AI tools can automatically examine images and detect potential safety hazards or issues with construction processes, or use data generated from wearables used by workers to guard against unforeseen events using predictive analytics. One Boston-area company uses AI to scan jobsite photos for potential safety hazards or unsafe practices, such as workers not using safety equipment properly, allowing it to assess risk at each jobsite and alert stakeholders when threats are detected.

Challenges With Implementing AI in Construction

Despite the advantages AI and data analytics can provide to construction firms, large-scale adoption of the technology still faces an uphill climb. Each construction project is unique, after all, which can present major challenges when attempting to automate processes.

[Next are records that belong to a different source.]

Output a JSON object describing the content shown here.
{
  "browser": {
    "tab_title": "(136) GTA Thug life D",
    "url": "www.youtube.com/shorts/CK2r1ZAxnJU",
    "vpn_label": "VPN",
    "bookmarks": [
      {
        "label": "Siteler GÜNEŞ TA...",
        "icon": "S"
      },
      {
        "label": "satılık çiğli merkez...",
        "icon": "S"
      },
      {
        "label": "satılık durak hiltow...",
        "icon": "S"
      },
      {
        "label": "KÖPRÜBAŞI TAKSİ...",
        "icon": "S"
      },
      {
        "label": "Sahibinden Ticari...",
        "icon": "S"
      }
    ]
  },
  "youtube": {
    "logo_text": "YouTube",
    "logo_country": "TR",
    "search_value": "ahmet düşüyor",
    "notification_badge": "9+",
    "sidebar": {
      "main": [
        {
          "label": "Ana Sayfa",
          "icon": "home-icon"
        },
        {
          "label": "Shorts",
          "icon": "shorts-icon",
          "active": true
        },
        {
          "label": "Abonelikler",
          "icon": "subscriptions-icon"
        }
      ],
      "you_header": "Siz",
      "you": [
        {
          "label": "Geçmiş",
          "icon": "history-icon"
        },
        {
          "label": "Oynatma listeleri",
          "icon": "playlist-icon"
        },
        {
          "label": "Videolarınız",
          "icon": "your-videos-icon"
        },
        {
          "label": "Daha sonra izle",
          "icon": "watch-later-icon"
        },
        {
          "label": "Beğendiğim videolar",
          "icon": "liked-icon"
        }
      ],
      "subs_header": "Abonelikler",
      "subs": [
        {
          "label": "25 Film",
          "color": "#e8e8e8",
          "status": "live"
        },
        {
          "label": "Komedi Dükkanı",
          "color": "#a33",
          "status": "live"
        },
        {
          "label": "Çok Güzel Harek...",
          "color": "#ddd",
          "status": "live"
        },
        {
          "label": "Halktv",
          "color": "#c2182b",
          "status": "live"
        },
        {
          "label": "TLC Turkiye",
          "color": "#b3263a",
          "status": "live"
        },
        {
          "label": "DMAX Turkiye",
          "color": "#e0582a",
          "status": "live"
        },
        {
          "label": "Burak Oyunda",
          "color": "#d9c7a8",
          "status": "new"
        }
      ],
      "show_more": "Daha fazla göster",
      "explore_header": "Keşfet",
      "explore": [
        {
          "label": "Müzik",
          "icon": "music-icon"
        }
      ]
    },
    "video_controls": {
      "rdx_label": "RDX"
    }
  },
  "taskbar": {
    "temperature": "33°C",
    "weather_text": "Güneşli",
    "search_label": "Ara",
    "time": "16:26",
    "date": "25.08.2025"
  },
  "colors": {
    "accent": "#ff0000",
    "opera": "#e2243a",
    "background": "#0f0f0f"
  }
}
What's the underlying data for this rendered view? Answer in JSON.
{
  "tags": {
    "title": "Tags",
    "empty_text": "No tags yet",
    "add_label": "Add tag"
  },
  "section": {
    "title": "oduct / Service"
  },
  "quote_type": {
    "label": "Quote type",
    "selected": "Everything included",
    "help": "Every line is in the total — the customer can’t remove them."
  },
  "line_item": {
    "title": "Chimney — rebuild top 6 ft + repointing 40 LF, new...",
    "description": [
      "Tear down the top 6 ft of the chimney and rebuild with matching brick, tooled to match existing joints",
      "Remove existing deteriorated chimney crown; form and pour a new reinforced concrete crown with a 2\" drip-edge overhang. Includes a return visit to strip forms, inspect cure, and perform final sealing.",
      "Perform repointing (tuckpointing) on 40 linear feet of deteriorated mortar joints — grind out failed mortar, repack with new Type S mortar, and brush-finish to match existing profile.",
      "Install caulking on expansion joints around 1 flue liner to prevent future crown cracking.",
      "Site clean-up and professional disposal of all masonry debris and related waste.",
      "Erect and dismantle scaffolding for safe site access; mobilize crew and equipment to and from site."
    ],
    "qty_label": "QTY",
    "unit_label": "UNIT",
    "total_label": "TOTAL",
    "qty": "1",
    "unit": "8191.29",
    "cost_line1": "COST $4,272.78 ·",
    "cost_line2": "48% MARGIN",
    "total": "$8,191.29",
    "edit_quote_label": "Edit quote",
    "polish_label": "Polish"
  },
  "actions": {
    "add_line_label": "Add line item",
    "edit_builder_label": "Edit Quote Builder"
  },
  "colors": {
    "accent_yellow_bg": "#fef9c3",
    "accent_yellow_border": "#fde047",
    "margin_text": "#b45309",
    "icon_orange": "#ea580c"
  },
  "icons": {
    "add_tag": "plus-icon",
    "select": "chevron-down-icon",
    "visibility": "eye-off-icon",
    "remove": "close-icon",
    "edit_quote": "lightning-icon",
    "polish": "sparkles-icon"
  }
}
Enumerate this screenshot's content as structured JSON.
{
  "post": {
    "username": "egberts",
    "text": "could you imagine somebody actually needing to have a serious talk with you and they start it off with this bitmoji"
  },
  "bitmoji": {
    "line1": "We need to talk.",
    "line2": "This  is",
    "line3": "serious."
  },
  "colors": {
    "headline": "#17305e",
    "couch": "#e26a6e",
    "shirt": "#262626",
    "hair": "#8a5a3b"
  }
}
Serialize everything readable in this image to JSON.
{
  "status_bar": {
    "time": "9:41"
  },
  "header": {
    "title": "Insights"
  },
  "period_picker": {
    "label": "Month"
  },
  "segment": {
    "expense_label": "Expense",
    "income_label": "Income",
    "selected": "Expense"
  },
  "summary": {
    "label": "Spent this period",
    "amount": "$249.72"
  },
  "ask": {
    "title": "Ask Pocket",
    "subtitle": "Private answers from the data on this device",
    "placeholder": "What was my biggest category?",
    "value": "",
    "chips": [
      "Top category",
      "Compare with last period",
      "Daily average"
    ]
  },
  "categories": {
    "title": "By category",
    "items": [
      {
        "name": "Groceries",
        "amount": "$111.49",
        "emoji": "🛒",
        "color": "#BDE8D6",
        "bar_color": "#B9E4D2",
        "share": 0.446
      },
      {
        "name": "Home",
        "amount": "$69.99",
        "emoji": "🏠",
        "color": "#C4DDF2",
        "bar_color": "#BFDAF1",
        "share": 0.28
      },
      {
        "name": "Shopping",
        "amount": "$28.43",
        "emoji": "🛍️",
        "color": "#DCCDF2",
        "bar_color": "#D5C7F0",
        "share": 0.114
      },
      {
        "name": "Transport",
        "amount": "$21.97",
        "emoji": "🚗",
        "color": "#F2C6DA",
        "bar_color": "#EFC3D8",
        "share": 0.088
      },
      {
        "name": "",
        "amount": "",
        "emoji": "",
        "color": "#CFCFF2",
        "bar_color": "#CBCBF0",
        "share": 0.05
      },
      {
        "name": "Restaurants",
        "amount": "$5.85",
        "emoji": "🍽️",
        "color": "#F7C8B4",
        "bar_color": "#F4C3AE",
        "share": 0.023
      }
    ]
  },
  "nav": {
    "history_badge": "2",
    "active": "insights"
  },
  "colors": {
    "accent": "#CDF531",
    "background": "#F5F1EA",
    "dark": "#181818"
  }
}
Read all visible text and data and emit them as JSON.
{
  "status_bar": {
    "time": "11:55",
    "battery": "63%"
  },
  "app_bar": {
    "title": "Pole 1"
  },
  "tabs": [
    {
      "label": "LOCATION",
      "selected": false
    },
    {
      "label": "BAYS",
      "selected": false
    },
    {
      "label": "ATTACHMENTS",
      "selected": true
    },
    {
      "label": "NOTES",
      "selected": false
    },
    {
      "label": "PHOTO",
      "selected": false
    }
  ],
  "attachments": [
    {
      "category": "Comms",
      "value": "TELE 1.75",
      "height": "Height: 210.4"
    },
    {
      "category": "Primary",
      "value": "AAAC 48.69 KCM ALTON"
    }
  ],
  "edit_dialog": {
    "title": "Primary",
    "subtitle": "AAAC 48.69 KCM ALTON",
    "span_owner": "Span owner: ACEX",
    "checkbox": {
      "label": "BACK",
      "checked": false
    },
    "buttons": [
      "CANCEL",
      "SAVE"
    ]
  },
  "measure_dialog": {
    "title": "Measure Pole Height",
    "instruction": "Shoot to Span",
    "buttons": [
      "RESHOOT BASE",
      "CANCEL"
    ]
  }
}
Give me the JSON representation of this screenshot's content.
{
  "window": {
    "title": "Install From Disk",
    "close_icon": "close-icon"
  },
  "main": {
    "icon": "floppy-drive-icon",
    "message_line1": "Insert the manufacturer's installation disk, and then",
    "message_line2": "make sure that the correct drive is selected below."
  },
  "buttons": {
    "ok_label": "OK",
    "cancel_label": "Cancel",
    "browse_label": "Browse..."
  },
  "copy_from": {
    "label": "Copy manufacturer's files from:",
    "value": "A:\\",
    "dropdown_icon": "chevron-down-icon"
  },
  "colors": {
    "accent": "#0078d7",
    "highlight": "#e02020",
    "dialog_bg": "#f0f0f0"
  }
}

Additionally, most construction firms have traditionally relied on non-digitized processes and paper documentation, which can make data availability for AI models a challenge. And the decentralized nature of most construction projects means technology deployments and use can be wildly different from job to job.

Deloitte says companies hoping to move beyond pilot projects and operationalize AI can overcome these challenges by:

  • Developing a data strategy based on value generation to support the choice of specific tools and applications
  • Finding and identifying areas of relevant and actionable data within the company that AI tools can leverage
  • Taking a “bottom-up” approach by selecting and developing new technology based on front-line requirements, not executive preferences
  • Ensuring management buy-in when deploying new technologies through a strong business case

The Future of AI in Construction

While the full-scale deployment of AI and data analytics in construction is still a few years away, we’ve already seen serious inroads made through robotics and IoT devices, improved safety, and other applications of AI in construction.

And while some have predicted the loss of construction jobs due to technology, what’s more likely in the face of soaring demand is that AI and data analytics will help scale the effectiveness of human workers and their companies – helping to improve margins, making jobsites safer, and reducing expensive mistakes.